Berlin. Lange galt die Devise: Schnell den Baukredit zurückzahlen ist die beste Lösung. Die Zinswende hat die Situation verändert. Was nun?

Eigenheimbesitzer mit laufendem Baukredit stecken einen unverhofften Geldsegen oft in ihr Haus. Schließlich kann der Kredit dann schneller zurückgezahlt werden. Solche Sondertilgungen sind zusätzliche jährliche Zahlungen auf das Baukreditkonto, die die Bank ihren Kunden einräumt.

Wie viel Häuslebauer über die normale Monatsrate hinaus tilgen dürfen, steht im Darlehensvertrag. Meist akzeptieren Banken bis zu fünf Prozent des anfänglichen Kreditvertrags im Jahr, manchmal auch mehr. Wer also 300.000 Euro von der Bank erhalten hat, kann bei einer Sondertilgung von fünf Prozent bis zu 15.000 Euro jährlich zusätzlich einzahlen.
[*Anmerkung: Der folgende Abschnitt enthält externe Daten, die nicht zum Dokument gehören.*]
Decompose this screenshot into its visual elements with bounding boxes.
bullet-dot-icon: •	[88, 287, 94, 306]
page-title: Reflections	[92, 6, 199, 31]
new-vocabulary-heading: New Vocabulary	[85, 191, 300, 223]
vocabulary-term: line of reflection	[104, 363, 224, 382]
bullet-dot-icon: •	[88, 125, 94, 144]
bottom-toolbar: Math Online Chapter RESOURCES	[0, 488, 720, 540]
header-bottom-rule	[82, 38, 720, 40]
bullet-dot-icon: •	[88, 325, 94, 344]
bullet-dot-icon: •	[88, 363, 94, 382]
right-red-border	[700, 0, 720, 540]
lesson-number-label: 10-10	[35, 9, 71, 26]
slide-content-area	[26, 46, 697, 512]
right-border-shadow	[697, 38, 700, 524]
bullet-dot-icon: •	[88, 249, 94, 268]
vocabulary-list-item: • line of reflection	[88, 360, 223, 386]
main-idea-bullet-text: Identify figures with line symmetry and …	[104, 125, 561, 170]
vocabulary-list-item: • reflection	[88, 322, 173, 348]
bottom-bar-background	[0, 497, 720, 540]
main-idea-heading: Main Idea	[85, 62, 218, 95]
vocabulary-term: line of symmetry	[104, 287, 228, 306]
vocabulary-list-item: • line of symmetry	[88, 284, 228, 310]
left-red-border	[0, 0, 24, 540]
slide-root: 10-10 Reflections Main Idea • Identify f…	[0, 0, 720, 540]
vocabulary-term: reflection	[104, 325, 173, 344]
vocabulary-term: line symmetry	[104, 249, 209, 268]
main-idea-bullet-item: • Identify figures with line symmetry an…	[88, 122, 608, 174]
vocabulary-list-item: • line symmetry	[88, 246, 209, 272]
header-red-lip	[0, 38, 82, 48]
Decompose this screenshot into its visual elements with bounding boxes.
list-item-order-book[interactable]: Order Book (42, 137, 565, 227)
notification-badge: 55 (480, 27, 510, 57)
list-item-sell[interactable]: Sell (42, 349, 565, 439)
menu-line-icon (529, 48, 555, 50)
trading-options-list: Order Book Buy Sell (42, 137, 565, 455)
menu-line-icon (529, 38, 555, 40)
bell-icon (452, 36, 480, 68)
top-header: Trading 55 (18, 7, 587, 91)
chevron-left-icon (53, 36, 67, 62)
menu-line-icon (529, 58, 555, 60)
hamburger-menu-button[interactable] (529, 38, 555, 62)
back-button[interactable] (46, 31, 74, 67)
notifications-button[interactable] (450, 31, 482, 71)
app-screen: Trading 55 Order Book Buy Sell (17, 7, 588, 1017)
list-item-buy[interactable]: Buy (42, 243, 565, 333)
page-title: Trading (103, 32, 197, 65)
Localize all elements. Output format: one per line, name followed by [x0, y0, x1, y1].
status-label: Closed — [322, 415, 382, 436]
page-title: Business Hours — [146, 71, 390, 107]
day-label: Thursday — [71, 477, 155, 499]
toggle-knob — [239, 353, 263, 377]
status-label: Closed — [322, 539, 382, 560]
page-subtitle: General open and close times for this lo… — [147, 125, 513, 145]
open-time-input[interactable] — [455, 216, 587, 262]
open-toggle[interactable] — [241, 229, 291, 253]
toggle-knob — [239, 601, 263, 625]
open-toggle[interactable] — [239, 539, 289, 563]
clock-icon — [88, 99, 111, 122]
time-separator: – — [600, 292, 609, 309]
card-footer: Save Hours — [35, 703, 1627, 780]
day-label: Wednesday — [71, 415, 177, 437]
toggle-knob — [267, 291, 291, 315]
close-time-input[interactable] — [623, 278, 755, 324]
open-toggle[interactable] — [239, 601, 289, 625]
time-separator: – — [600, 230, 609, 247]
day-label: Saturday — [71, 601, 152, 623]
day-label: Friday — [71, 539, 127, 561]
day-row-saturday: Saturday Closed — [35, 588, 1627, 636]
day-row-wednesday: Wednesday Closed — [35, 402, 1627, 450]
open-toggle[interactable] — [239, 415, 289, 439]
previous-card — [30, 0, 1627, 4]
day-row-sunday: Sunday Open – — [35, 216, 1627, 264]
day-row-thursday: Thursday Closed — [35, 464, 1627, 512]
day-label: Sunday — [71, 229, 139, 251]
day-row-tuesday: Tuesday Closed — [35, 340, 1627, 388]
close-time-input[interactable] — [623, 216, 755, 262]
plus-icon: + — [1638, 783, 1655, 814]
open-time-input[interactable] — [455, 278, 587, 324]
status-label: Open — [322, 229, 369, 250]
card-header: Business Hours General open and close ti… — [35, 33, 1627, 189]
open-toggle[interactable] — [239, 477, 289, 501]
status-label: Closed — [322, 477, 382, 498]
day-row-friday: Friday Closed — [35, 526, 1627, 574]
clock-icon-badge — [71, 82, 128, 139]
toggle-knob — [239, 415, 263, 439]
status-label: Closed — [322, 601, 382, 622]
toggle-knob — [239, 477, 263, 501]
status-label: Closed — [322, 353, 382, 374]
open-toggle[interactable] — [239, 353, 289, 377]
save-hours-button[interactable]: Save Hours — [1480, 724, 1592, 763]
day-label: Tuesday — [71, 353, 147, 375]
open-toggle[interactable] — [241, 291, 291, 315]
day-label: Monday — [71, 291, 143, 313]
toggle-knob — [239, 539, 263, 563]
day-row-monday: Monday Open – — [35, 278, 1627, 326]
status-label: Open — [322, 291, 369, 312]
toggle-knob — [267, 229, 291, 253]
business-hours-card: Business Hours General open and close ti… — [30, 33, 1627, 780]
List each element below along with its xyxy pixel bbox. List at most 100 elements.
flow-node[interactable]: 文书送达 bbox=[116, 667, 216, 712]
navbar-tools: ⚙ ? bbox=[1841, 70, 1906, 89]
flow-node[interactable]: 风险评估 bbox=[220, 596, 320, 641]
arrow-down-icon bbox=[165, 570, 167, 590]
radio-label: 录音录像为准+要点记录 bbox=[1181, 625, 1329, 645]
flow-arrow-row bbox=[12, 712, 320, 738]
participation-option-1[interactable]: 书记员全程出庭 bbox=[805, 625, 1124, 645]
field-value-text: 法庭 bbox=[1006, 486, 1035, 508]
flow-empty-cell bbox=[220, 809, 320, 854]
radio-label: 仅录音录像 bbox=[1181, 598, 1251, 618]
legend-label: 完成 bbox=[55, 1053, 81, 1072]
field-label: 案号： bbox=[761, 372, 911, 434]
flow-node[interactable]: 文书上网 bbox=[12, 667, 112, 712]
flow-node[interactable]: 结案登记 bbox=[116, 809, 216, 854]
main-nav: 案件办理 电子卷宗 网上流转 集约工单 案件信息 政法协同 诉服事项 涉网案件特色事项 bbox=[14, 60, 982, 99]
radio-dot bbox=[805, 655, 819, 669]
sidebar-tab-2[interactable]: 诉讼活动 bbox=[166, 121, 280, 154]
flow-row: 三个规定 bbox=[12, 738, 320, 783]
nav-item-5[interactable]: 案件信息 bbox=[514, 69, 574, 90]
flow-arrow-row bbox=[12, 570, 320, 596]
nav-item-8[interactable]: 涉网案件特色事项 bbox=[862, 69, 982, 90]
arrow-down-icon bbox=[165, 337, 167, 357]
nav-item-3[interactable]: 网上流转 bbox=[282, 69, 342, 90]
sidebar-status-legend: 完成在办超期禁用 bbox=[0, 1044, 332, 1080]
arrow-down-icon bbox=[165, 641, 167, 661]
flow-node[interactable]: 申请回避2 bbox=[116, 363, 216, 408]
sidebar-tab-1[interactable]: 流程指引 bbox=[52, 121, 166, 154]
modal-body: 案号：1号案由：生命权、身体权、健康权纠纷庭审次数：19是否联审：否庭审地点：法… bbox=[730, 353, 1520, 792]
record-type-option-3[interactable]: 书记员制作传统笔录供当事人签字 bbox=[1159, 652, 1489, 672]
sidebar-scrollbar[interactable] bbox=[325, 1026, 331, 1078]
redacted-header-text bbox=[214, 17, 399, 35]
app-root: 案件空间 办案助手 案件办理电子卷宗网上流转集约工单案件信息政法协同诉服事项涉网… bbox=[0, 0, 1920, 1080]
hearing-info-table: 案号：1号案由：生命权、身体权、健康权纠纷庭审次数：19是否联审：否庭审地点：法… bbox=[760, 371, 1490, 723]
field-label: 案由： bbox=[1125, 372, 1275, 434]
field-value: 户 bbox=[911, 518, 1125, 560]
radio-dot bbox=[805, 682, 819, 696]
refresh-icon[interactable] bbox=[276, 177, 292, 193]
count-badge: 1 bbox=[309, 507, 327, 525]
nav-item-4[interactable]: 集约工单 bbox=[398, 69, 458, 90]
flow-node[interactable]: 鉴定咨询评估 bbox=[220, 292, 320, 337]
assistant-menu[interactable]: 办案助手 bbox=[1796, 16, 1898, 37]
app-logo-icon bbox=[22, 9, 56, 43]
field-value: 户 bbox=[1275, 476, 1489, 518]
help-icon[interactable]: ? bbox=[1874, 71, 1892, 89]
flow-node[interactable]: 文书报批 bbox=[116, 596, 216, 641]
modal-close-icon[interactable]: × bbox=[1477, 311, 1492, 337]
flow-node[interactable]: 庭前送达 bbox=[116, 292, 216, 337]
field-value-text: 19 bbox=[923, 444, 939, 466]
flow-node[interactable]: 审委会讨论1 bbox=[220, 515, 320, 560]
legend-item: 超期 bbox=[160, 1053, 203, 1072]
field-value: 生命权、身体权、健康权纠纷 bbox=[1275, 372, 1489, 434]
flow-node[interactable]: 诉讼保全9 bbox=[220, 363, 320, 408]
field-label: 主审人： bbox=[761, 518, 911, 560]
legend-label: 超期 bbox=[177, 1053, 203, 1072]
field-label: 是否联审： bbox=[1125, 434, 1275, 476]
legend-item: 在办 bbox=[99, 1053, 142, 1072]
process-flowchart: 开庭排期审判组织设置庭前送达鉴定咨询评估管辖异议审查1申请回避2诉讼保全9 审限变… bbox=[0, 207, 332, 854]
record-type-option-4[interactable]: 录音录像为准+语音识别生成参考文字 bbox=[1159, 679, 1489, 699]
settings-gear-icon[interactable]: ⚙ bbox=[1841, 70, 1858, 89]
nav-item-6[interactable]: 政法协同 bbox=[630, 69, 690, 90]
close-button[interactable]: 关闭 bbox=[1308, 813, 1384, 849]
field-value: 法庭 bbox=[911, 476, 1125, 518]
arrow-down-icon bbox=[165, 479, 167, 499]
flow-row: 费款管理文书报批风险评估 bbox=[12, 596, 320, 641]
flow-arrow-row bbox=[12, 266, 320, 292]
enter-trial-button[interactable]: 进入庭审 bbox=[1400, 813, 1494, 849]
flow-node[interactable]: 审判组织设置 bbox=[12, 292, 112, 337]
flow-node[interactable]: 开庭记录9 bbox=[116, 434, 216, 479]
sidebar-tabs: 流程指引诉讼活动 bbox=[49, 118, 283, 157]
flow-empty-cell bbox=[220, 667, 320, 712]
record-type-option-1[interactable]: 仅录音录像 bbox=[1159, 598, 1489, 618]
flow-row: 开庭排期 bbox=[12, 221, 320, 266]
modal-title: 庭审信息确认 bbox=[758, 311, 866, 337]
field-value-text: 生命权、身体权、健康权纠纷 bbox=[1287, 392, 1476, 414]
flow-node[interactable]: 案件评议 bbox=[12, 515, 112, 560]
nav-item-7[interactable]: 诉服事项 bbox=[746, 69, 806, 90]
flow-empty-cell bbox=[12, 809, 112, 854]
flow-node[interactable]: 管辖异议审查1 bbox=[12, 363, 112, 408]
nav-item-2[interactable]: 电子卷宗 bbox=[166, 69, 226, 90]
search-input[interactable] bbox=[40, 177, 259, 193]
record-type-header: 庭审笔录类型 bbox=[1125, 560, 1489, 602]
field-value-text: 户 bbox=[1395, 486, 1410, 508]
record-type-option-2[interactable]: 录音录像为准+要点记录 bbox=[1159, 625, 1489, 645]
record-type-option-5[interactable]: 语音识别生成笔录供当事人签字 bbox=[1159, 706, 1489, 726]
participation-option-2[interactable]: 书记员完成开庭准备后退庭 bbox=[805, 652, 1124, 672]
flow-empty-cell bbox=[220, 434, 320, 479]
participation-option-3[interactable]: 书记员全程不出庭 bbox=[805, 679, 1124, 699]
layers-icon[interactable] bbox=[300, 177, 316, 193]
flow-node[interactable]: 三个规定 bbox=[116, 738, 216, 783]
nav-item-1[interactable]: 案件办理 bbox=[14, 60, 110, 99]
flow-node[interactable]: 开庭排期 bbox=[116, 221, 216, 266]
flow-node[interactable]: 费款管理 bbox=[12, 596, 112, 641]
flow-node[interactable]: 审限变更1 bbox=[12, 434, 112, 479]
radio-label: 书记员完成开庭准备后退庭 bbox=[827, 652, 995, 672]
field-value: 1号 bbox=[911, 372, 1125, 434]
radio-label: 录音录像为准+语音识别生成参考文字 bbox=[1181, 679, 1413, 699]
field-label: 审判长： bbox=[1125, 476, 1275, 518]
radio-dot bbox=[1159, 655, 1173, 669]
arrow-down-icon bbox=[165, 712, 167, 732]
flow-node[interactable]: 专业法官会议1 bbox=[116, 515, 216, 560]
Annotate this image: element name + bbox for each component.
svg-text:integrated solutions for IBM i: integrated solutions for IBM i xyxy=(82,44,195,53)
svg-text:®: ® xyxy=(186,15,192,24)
Gute Anlässe für eine Sondertilgung sind eine Bonuszahlung von der Firma, eine Erbschaft oder ein Geldzufluss aus einer Lebensversicherung.

Baukredite: Die Tendenz bei den Zinsen zeigt nach oben

Wie der Geldratgeber Finanztip berichtet, ist aber mit der Zinswende des vergangenen Jahres die Sondertilgung nicht immer die lohnendste Einsatzmöglichkeit für zusätzliches Geld: Bis Anfang 2022 lagen die Baukreditzinsen jahrelang bei ein bis zwei Prozent pro Jahr. Danach stiegen nicht nur die Kreditzinsen, sondern auch die Zinsen für Tages- und Festgeld ordentlich an. Inzwischen liegen die Bauzinsen bei Neufinanzierungen eher bei 3,5 bis 4 Prozent, Tendenz steigend. Die besten Angebote für Festgelder ab einem Jahr liegen inzwischen bei über drei Prozent pro Jahr. Wer sein Geld für drei Jahre anlegt, kann sogar 3,6 Prozent erreichen.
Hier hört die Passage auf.